I shall be even blest
To be so damned.
Most often this conception of love's flamelike lightening of life for
the poet is applied to Sappho. Many modern English poets picture her
living "with the swift singing strength of fire." [Footnote: See
Southey, _Sappho_; Mary Robinson (1758-1800), _Sappho and Phaon_; Philip
Moren Freneau, _Monument of Phaon_; James Gates Percival, _Sappho_;
Charles Kingsley, _Sappho_; Lord Houghton, _A Dream of Sappho_;
Swinburne, _On the Cliffs_, _Anactoria_, _Sapphics_; Cale Young Rice,
_Sappho's Death Song_; Sara Teasdale, _Sappho_; Percy Mackaye, _Sappho
and Phaon_; Zoe Akins, _Sappho to a Swallow on the Ground_; James B.

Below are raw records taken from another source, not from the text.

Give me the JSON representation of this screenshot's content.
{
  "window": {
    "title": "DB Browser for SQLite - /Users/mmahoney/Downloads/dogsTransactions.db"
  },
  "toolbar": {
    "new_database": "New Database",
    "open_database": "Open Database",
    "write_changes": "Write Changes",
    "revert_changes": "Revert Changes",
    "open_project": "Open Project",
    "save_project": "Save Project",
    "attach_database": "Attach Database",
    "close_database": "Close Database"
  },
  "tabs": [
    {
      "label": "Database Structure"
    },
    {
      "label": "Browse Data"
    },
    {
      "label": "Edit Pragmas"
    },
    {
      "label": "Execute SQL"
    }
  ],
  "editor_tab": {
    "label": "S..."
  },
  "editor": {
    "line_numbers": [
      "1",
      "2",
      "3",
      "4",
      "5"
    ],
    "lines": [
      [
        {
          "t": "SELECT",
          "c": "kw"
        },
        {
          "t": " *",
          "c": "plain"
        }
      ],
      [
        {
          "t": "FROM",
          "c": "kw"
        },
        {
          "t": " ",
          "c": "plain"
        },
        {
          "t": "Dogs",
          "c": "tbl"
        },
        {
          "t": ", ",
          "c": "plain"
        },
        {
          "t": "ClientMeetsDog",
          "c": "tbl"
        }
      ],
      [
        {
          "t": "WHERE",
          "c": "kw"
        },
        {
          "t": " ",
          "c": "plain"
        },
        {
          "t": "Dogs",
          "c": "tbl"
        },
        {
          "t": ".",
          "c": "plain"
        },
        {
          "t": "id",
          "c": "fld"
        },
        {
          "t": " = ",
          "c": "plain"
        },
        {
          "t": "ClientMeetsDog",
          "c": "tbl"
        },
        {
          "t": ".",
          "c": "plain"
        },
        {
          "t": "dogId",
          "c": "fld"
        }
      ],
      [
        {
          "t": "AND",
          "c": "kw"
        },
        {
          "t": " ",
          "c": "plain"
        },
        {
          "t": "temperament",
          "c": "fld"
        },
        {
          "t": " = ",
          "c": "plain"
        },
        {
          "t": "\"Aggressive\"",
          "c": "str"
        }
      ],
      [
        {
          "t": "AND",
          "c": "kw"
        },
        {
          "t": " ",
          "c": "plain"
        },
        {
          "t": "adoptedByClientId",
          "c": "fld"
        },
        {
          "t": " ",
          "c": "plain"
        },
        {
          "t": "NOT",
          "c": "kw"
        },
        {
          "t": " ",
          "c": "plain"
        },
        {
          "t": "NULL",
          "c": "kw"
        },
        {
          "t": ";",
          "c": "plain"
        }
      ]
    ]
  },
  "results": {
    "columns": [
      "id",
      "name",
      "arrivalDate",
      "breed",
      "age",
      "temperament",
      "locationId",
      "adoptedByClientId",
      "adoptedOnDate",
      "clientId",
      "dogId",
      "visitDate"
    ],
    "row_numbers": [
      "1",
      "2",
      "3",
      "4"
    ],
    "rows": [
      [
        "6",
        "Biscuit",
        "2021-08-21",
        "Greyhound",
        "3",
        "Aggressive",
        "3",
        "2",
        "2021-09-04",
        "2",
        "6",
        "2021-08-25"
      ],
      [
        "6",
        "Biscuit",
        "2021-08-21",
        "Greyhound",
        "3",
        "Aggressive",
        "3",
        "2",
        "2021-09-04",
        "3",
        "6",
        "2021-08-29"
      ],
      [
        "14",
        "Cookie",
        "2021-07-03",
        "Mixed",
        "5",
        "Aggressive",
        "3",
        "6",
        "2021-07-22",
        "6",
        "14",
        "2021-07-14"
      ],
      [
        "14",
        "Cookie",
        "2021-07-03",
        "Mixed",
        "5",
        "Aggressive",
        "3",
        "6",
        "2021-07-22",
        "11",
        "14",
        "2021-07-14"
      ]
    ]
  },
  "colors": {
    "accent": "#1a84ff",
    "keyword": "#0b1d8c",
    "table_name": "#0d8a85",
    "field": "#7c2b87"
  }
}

Kenyon, _Phaon Concerning Sappho_, _Sappho_ (1920); William Alexander
Percy, _Sappho in Levkos_ (1920).] Swinburne, in _On the Cliffs_, claims
this as the essential attribute of genius, when he cries to her for
sympathy,
For all my days as all thy days from birth
My heart as thy heart was in me as thee
Fire, and not all the fountains of the sea
Have waves enough to quench it; nor on earth
Is fuel enough to feed,
While day sows night, and night sows day for seed.